Saturday, January 22, 2011

On Black Holes

A while back I was racking my brain trying to understand the physical volume of a black hole, both alone and in relation to it's event horizon, technically known as a Schwarzschild radius. It dawned on me–or rather the idea finally clicked after hearing it professed many times–that the best way to imagine the thing in one's head is actually not as an object but as an affected region of space-time.

Typically, when a star burns off all its hydrogen it switches to burning heavier elements that have formed as the result of the star's own natural fusion reaction. Fusing helium next results in heavier elements, which sink to the star's denser core, eventually forming up the heaviest, non-fusible material there, carbon. Burning through these lighter elements decreases the star's mass while maintaining more energetic fusion reactions, swelling the thinned outer layers of gas against the weakening pull of gravity.

This is what ultimately kills any star which has yet to go nova or smolder to a charred lump of diamond. Gravity overwhelms  the fusion reaction and collapses the star into itself, throwing off its outer layers as the bounce into each other. Depending on how massive it was to start, the star might collapse enough to ignite the heavier elements mentioned above and gain a few more years, but eventually those run down and there is a full collapse.
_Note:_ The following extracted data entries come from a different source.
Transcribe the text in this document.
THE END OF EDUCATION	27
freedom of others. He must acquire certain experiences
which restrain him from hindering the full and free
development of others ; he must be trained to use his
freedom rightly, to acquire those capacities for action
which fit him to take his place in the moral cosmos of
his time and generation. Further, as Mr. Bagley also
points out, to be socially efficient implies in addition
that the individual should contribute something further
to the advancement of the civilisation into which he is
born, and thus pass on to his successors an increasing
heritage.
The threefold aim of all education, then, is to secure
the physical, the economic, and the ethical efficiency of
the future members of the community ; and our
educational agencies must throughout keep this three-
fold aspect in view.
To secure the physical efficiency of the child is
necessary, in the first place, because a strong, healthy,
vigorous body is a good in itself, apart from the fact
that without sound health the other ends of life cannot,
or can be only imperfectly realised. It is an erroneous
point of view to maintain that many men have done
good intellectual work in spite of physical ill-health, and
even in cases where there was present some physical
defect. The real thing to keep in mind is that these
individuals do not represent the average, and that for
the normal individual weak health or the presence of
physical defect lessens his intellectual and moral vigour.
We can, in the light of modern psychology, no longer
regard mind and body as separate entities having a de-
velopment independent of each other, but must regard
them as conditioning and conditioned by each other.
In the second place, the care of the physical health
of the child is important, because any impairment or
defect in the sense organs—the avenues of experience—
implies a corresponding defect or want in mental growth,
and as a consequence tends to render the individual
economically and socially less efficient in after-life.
The atoms smush together so hard and so closely that protons and electrons merge back into neutrons, forming a "neutron star," a diamond-carbon shell over a sea of "liquid" spinning neutrons about 12 miles across.

If the collapse is still ongoing under an even greater mass, it's suspected the star can be further squished into a "quark star," where the neutrons merge back into loose quarks, about 1/3 up- and 2/3 down-quarks but potentially also some "strange" and worse varieties. Beyond that maybe a "prion star" can form if there's something smaller than a quark, but we're getting farther and farther afield of our topic.

At a certain point of mass, the force of collapse within the star overcomes the ability of matter to fit into a finite volume, or rather space breaks because it can no longer fit more mass into less volume. All of the star's mass condenses to a 1-dimensional point.

The trick is, all that mass still affects a region of space exactly the size as the original star, less of course the measure of mass thrown off by the tremendously energetic implosion event. The event horizon, then, can be pictured as the ghost remnant of the original star's surface area. At the surface of the Earth, escape velocity for a rocket to exit gravity's pull would be 11.2 km/s. For the event horizon, it's now greater that the speed of light C. So really, the event horizon is just an arbitrary boundary sphere (or sometimes a donut) in space, while the mass of the black hole itself lies in the center. Outside it's the point at which no light escapes from within and around which some external light bends, but inside you'd get to see all the pretty lights from around you as you were pulled in towards the central singularity point, watching the universe speed up behind you due to relativistic effects as you go through a process scientifically dubbed "spaghettification."